Data lacking on missing and murdered Native Hawaiian women

Makanalani Gomes, of AF3IRM, a feminist and decolonization organization, holds a fist in the air as she discusses a report on missing and murdered Native Hawaiian women, Wednesday, Dec. 14, 2022 in Honolulu. (AP Photo/Jennifer Sinco Kelleher)

HONOLULU — The average profile of a missing child in Hawaii: 15 years old, female, from the island of O‘ahu and Native Hawaiian. That’s according to a report released Wednesday that says much more disaggregated racial and gender data is needed to combat the scourge of missing and murdered Native Hawaiian women.

Key findings of the report, the first of its kind released by a task force created by the state Legislature last year, include that the crisis of missing and murdered Indigenous women in Canada and the U.S. mainland also has been devastating for Native Hawaiian girls and women, with the military playing a large role in the sexual exploitation of children.

More than a quarter of missing girls in Hawai‘i are Native Hawaiian, the report found, but a comparable, reliable statistic for Native Hawaiian women eluded the task force because of lacking data, said Nikki Cristobal, the report’s principal investigator. The task force was created amid renewed calls for people to pay more attention to missing and killed Indigenous women and girls, and other people of color after the 2021 disappearance of Gabby Petito, a white woman, triggered widespread national media coverage and extensive searches by law enforcement. Petito’s body was later found in Wyoming.

Public and private agencies don’t always collect statistics on race. And some data groups together Native Hawaiians and other Pacific Islanders, making it nearly impossible to identify the degree to which Hawai‘i’s Indigenous people are affected. About 20% of the state’s population is Native Hawaiian.

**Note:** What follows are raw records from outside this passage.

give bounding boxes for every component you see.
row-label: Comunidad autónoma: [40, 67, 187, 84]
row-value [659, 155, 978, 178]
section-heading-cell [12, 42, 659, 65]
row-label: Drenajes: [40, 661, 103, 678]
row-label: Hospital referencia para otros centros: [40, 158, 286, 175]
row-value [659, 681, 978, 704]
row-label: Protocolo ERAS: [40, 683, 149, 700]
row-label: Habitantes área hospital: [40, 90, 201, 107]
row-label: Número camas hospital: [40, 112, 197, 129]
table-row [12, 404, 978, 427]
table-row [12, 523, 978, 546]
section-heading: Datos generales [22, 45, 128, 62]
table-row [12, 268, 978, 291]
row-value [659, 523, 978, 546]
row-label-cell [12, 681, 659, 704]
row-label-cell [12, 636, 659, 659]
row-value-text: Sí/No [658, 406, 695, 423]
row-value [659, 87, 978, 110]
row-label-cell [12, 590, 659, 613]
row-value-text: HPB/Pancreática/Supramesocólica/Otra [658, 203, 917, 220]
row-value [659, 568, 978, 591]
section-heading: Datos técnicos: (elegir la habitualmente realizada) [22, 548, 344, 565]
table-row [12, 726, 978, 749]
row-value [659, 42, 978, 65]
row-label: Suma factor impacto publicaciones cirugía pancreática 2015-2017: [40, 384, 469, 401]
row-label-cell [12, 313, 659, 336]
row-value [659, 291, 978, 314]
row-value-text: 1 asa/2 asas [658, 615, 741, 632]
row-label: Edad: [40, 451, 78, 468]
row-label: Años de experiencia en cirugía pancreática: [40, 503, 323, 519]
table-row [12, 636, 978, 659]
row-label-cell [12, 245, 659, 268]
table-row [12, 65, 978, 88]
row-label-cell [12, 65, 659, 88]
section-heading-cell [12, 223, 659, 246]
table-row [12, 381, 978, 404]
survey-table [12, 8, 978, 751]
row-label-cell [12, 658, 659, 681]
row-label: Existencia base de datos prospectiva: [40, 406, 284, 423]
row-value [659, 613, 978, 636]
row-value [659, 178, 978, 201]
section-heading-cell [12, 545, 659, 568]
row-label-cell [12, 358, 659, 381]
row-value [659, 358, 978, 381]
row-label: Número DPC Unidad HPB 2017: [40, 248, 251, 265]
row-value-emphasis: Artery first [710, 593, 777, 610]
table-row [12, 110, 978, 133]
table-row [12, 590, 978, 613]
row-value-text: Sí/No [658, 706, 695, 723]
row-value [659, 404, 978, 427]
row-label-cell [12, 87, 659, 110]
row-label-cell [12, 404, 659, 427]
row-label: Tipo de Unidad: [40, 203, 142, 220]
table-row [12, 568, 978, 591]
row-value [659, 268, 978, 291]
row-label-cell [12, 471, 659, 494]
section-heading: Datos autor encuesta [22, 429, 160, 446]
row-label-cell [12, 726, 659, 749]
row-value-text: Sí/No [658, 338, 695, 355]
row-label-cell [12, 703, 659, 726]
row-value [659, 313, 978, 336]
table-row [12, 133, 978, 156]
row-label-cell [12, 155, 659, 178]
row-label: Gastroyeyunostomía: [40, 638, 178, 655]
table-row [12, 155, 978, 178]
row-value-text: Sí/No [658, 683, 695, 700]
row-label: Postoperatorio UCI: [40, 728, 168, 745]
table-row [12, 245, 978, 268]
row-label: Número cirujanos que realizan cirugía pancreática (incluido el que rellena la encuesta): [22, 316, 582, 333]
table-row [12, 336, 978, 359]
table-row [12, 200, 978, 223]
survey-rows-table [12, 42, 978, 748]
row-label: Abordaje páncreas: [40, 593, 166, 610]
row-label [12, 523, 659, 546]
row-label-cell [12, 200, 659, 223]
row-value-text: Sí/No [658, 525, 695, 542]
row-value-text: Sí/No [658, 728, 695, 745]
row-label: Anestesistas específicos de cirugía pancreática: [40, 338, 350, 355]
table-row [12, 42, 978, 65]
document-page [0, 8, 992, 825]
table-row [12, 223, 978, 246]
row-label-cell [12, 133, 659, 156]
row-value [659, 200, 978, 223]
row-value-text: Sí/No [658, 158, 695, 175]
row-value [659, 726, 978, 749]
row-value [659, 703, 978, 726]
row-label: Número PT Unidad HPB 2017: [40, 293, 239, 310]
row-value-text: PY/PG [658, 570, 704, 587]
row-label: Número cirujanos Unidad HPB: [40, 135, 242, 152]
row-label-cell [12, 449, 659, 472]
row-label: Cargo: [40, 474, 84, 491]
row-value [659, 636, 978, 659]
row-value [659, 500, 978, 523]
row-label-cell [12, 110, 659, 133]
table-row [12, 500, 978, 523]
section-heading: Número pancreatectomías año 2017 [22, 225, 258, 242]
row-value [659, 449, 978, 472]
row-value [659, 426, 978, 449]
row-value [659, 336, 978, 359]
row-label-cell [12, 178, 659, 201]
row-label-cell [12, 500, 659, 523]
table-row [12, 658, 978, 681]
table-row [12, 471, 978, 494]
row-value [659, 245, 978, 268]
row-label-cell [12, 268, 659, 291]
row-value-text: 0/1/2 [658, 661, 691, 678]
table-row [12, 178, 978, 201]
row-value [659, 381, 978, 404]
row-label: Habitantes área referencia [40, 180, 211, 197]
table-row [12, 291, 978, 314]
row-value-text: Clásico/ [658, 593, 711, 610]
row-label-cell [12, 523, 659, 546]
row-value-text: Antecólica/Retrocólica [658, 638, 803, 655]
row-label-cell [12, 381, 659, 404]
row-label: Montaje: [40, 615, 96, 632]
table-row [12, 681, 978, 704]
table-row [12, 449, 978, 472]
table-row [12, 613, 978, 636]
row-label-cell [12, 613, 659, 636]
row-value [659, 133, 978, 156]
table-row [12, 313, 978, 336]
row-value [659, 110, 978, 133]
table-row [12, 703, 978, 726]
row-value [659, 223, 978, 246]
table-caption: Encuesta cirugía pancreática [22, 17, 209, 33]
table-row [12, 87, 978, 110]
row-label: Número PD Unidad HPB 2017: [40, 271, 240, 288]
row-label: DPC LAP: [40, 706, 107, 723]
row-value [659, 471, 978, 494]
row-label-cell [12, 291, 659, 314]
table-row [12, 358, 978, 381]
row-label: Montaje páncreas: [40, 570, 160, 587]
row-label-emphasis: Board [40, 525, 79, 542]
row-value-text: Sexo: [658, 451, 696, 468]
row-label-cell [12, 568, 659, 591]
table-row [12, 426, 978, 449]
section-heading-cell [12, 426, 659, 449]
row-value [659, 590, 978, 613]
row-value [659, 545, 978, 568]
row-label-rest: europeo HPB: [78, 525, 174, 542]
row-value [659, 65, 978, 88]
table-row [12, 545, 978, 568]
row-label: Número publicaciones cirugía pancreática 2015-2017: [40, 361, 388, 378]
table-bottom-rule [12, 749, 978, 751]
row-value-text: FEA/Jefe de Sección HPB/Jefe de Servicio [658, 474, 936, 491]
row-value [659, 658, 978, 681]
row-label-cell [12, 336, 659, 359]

Agencies such as the state, police departments and the military need to do better at collecting and retaining disaggregated data, Cristobal said.

Publicly available data in 2022 showed that 38% of those arrested for soliciting sex online from law enforcement posing as a 13-year-old during undercover operations were active-duty military personnel, the report said.

In response to a request for comment on the findings, a Department of Defense duty officer said late in the day Wednesday that the message was being forwarded to the right person.

The Department of Defense didn’t immediately respond to a message seeking comment Wednesday.

Violence such as “selling and buying girls for sex on military bases, hotels, game rooms, massage parlors and in our own communities,” impact Native Hawaiians at much higher rates than other populations, Cristobal said.

“Native Hawaiian women and girls are displaced not only through violence, but also through data collection across departments and across islands,” she said.

The findings are startling but not new, said Khara Jabola-Carolus, executive director of the Hawai‘i State Commission on the Status of Women and the task force’s co-chair.

“Instead, it vindicates and validates what Native Hawaiians, sex trafficking and gender-based violence service providers and feminist activists have been saying all along and have been told that they were exaggerating or manipulating facts or just simply providing an anecdote,” she said.

Several states formed similar panels after a groundbreaking report by the Urban Indian Health Institute found that of more than 5,700 cases of missing and slain Indigenous girls in dozens of U.S. cities in 2016, only 116 were recorded in a Justice Department database.

Wyoming’s task force determined that 710 Indigenous people disappeared in that state between 2011 and September 2020 and that Indigenous people made up 21% of homicide victims even though they make up only 3% of the population. In Minnesota, a task force led to the creation of a dedicated office to provide ongoing attention and leadership on the issue.